Vu la procédure suivante : Par une requête, enregistrée le 22 juin 2021 au secrétariat du contentieux du Conseil d'Etat, M. B... A... demande au juge des référés du Conseil d'Etat, statuant sur le fondement de l'article L. 521-2 du code de justice administrative, de suspendre l'exécution du premier paragraphe du I de l'article 23-2 du décret n° 2021-699 du 1er juin 2021 prescrivant les mesures générales nécessaires à la gestion de la sortie de crise sanitaire. Il soutient que : - il justifie d'un intérêt lui donnant qualité pour agir ; - la condition d'urgence est satisfaite dès lors que le décret contesté a commencé et continue de produire des effets a` la date de la saisine du juge des référés ; - le décret contesté porte une atteinte grave et manifestement illégale à une liberté fondamentale ; - il méconnaît le principe d'égalité entre citoyens français en ce qu'il soumet les personnes en provenance de Guadeloupe se rendant sur le territoire métropolitain à une période d'isolement de sept jours dans l'hypothèse où elles ne disposeraient pas de justificatif de leur statut vaccinal, alors que, d'une part, le taux d'incidence de la Guadeloupe est inférieur à la moyenne nationale et, d'autre part, il n'existe, à ce jour, aucune distinction dans la liberté de circulation entre les personnes vaccinées et les personnes-non vaccinées résidant sur le territoire métropolitain.
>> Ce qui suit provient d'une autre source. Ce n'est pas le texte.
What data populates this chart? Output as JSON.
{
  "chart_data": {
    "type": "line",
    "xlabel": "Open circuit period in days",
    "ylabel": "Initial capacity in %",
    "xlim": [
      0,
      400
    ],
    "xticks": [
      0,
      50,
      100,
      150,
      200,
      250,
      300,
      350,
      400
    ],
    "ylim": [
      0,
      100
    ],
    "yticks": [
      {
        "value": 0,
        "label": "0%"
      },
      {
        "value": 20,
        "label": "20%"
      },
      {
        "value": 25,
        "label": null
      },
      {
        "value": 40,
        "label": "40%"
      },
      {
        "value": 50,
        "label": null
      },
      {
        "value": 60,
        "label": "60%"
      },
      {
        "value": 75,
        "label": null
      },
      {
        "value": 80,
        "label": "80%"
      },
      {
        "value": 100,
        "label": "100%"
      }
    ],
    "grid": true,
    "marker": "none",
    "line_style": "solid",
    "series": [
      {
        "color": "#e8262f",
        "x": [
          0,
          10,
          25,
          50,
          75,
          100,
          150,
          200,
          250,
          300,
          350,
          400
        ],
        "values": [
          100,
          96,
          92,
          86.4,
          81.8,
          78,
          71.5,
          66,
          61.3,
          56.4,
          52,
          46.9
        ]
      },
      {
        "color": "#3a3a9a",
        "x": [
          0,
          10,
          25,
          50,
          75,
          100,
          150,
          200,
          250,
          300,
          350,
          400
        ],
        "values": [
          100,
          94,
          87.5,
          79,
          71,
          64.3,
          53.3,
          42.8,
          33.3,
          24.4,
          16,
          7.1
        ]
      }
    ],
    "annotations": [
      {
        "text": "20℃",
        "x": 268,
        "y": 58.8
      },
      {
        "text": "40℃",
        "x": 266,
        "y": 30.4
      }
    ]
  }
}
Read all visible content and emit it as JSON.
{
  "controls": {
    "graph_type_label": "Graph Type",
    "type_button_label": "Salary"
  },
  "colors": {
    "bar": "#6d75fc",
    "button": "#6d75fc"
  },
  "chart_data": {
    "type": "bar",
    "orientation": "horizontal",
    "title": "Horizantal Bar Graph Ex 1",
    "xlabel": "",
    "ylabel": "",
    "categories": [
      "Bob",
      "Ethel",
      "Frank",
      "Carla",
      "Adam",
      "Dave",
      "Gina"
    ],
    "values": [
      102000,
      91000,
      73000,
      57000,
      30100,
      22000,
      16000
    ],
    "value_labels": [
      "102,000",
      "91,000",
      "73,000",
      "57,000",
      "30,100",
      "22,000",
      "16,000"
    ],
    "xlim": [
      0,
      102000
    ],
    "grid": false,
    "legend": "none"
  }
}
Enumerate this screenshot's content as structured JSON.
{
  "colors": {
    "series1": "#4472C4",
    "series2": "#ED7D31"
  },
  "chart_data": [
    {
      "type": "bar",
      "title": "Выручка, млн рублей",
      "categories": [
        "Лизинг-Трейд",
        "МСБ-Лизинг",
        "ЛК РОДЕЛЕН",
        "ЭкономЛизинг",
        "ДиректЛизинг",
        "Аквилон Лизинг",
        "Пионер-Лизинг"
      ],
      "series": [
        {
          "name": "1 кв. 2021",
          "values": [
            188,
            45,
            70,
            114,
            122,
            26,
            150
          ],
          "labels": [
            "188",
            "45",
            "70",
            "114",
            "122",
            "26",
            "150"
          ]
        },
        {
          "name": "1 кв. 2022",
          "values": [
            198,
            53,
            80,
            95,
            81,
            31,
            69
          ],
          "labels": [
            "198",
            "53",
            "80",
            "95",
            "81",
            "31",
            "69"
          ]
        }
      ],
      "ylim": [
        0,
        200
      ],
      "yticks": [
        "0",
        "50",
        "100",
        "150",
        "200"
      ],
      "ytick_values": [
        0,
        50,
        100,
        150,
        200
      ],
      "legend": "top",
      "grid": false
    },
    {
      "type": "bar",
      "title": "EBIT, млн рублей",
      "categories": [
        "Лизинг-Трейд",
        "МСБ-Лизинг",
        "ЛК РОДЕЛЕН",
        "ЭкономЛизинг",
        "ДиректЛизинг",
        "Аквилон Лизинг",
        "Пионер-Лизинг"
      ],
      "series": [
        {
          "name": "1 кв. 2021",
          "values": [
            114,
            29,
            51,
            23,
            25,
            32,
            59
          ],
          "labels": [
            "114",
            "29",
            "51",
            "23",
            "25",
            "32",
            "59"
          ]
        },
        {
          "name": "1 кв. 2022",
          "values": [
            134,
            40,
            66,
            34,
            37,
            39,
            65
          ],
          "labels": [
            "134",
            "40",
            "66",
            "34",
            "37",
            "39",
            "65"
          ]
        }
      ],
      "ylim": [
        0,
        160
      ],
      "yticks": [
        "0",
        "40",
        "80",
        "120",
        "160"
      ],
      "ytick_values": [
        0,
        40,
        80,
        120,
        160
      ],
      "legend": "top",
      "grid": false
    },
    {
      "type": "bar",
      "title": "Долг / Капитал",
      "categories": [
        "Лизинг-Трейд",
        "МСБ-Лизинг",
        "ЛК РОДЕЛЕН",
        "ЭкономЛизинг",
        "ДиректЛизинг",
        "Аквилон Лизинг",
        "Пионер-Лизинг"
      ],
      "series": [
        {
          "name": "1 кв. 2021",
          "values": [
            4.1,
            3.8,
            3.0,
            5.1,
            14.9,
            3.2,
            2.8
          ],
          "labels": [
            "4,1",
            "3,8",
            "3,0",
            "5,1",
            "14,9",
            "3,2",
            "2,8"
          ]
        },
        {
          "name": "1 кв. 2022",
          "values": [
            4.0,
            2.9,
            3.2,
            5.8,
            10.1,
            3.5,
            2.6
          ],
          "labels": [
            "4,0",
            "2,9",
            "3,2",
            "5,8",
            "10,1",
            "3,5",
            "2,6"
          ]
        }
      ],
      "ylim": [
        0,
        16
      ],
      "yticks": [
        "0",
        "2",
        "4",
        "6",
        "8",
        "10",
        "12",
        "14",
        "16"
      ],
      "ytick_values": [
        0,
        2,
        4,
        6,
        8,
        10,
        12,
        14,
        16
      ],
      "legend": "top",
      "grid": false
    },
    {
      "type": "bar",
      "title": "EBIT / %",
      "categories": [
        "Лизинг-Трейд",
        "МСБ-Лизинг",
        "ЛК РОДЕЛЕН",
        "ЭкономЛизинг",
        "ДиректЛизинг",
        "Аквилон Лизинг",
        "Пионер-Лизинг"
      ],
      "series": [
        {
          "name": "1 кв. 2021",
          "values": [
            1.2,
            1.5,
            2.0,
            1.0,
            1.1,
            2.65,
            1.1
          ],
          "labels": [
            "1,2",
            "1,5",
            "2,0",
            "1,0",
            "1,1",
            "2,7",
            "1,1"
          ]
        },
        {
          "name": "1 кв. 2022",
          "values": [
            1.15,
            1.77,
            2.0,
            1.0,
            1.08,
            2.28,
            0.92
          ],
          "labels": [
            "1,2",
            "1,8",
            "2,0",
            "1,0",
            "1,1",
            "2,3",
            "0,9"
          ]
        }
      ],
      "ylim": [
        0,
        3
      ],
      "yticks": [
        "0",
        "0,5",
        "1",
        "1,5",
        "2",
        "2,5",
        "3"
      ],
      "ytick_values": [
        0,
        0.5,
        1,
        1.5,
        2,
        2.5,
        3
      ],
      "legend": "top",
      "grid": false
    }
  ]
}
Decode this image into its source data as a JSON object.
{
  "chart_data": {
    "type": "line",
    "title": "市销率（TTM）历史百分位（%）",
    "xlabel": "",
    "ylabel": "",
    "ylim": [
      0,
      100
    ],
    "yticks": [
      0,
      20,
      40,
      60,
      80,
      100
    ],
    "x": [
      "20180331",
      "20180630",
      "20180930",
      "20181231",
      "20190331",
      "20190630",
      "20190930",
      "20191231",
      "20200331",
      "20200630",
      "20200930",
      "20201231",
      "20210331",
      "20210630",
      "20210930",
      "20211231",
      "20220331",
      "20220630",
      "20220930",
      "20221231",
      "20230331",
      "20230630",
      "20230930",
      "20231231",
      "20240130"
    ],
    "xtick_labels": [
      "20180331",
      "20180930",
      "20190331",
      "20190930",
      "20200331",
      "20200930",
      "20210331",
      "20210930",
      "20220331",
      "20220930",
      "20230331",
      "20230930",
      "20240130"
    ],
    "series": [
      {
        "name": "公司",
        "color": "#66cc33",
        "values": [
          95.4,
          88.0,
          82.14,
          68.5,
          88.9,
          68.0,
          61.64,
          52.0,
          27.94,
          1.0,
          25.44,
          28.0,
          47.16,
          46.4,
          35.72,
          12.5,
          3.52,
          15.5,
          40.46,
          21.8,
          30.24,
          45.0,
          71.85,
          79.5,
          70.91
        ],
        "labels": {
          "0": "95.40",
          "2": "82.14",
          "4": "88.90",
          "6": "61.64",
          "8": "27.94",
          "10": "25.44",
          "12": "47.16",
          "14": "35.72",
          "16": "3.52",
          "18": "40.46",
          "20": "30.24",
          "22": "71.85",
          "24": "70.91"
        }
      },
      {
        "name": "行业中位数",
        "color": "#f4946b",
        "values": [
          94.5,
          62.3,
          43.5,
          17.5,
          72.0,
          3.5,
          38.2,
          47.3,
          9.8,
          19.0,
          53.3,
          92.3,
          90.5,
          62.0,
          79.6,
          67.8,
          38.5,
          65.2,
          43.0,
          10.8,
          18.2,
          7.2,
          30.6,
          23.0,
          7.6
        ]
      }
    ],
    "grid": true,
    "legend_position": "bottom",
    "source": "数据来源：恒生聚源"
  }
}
Vu les autres pièces du dossier ; Vu : - la Constitution, et notamment son Préambule ; - la loi n° 2021-689 du 31 mai 2021 ; - le décret n° 2021-699 du 1er juin 2021 ; - le code de justice administrative ; Considérant ce qui suit :
- Aux termes de l'article L. 521-2 du même code : " Saisi d'une demande en ce sens justifiée par l'urgence, le juge des référés peut ordonner toutes mesures nécessaires à la sauvegarde d'une liberté fondamentale à laquelle une personne morale de droit public ou un organisme de droit privé chargé de la gestion d'un service public aurait porté, dans l'exercice d'un de ses pouvoirs, une atteinte grave et manifestement illégale. (...) ". En vertu de l'article L. 522-3 du même code, le juge des référés peut, par une ordonnance motivée, rejeter une requête sans instruction ni audience lorsque la condition d'urgence n'est pas remplie ou lorsqu'il apparaît manifeste, au vu de la demande, que celle-ci ne relève pas de la compétence de la juridiction administrative, qu'elle est irrecevable ou qu'elle est mal fondée.
- La circonstance qu'une atteinte à une liberté fondamentale, portée par une mesure administrative, serait avérée, n'est pas de nature à caractériser l'existence d'une situation d'urgence justifiant l'intervention du juge des référés dans le très bref délai prévu par les dispositions de l'article L. 521-2 du code de justice administrative. Il appartient au juge des référés d'apprécier, au vu des éléments que lui soumet le requérant comme de l'ensemble des circonstances de l'espèce, si la condition d'urgence particulière requise par l'article L. 521-2 est satisfaite, en prenant en compte la situation du requérant et les intérêts qu'il entend défendre mais aussi l'intérêt public qui s'attache à l'exécution des mesures prises par l'administration.
- M. Wintz demande au juge des référés du Conseil d'Etat, statuant sur le fondement de l'article L. 521-2 du code de justice administrative, de suspendre l'exécution du 1er paragraphe du I de l'article 23-2 du décret du 1er juin 2021 prescrivant les mesures générales nécessaires à la gestion de la sortie de crise sanitaire qui imposent aux personnes souhaitant se déplacer en provenance de Guadeloupe sur le reste du territoire national qui ne disposent pas d'un justificatif de leur statut vaccinal de s'engager à respecter un isolement prophylactique de sept jours après leur arrivée et à réaliser, au terme de cette période, un examen de dépistage.
- Pour justifier de l'urgence à ce qu'il soit fait droit aux conclusions de sa demande en référé, M. Wintz se borne à soutenir que les dispositions litigieuses portent atteinte à une liberté fondamentale et qu'elles ont commencé et continuent à produire des effets. Toutefois, M. Wintz, qui n'indique pas avoir de projet de déplacement sur le territoire métropolitain à brève échéance, ne fait état d'aucune circonstance particulière de nature à justifier une intervention à très bref délai du juge des référés et ne remplit, dès lors, pas la condition d'urgence requise par l'article L. 521-2 du code de justice administrative.
- Il résulte de ce qui précède que la requête de M. Wintz doit être rejetée selon la procédure prévue par l'article L. 522-3 du code de justice administrative. O R D O N N E : ------------------ Article 1er : La requête de M. Wintz est rejetée. Article 2 : La présente ordonnance sera notifiée à M. Guillaume Wintz.